Temporal DINO: A Self-supervised Video Strategy to Enhance Action Prediction

The emerging field of action prediction plays a vital role in various computer vision applications such as autonomous driving, activity analysis and human-computer interaction. Despite significant advancements, accurately predicting future actions remains a challenging problem due to high dimensionality, complex dynamics and uncertainties inherent in video data. Traditional supervised approaches require large amounts of labelled data, which is expensive and time-consuming to obtain. This paper introduces a novel self-supervised video strategy for enhancing action prediction inspired by DINO (self-distillation with no labels). The Temporal-DINO approach employs two models; a 'student' processing past frames; and a 'teacher' processing both past and future frames, enabling a broader temporal context. During training, the teacher guides the student to learn future context by only observing past frames. The strategy is evaluated on ROAD dataset for the action prediction downstream task using 3D-ResNet, Transformer, and LSTM architectures. The experimental results showcase significant improvements in prediction performance across these architectures, with our method achieving an average enhancement of 9.9% Precision Points (PP), highlighting its effectiveness in enhancing the backbones' capabilities of capturing long-term dependencies. Furthermore, our approach demonstrates efficiency regarding the pretraining dataset size and the number of epochs required. This method overcomes limitations present in other approaches, including considering various backbone architectures, addressing multiple prediction horizons, reducing reliance on hand-crafted augmentations, and streamlining the pretraining process into a single stage. These findings highlight the potential of our approach in diverse video-based tasks such as activity recognition, motion planning, and scene understanding.

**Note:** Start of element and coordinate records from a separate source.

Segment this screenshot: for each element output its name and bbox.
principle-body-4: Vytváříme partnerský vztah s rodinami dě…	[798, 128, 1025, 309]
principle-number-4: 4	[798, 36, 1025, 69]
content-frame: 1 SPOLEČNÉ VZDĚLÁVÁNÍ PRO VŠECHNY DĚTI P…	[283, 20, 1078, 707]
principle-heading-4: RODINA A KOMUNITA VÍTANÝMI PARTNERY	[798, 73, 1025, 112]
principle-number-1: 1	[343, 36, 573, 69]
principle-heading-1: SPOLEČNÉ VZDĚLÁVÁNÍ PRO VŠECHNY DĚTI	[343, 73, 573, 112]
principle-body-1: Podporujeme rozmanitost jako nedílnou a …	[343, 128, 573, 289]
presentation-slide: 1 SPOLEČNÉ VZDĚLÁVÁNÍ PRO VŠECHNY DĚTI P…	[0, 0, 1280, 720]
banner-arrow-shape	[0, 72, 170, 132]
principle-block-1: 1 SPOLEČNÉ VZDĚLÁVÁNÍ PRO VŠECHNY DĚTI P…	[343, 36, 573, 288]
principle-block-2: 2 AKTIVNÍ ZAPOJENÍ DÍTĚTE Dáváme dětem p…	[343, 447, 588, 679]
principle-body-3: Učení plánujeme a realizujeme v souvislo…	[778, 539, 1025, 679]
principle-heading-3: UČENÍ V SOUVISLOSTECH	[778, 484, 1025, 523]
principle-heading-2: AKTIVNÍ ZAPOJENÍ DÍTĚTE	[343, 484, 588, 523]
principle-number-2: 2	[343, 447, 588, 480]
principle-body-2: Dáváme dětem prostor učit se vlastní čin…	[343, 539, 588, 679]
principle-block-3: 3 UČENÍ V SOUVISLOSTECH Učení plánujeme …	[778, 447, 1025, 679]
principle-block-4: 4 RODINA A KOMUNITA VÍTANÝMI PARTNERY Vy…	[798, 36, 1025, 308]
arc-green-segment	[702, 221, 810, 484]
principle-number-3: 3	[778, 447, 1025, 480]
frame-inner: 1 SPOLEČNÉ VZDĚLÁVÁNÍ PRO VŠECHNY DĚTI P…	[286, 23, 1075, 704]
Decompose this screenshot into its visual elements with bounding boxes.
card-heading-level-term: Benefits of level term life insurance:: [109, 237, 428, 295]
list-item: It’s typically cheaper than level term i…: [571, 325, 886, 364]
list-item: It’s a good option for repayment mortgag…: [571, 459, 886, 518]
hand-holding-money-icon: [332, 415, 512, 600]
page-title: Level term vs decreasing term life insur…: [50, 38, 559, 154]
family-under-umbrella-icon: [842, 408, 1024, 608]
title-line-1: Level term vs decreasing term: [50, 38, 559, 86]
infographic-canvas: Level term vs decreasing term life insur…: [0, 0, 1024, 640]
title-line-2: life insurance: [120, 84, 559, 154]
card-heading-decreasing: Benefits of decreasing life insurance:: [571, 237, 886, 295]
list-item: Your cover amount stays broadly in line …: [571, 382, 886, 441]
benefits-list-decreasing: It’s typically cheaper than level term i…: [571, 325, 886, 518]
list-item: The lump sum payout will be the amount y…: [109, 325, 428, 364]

翻译：新兴的动作预测领域在自动驾驶、活动分析和人机交互等众多计算机视觉应用中发挥着关键作用。尽管取得了显著进展，但由于视频数据固有的高维度、复杂动态和不确定性，准确预测未来动作仍是一个具有挑战性的问题。传统的监督方法需要大量标注数据，而这既昂贵又耗时。本文提出了一种受DINO（无标签自蒸馏）启发的全新自监督视频策略，用于增强动作预测。时间DINO方法采用两个模型：一个处理过去帧的“学生”模型，以及一个同时处理过去和未来帧的“教师”模型，从而提供更广泛的时间上下文。在训练过程中，教师引导学生仅通过观察过去帧来学习未来上下文。该策略在ROAD数据集上进行了评估，使用3D-ResNet、Transformer和LSTM架构执行动作预测下游任务。实验结果表明，这些架构的预测性能均得到了显著提升，我们的方法平均提高了9.9%的精确度点（PP），凸显了其在增强骨干网络捕获长期依赖能力方面的有效性。此外，我们的方法在预训练数据集大小和所需训练轮数方面展现了高效性。该方法克服了其他方法中存在的局限性，包括兼容多种骨干架构、应对多种预测时间范围、减少对人工数据增强的依赖，并将预训练过程简化为单一阶段。这些发现揭示了我们的方法在各类视频任务（如活动识别、运动规划和场景理解）中的潜力。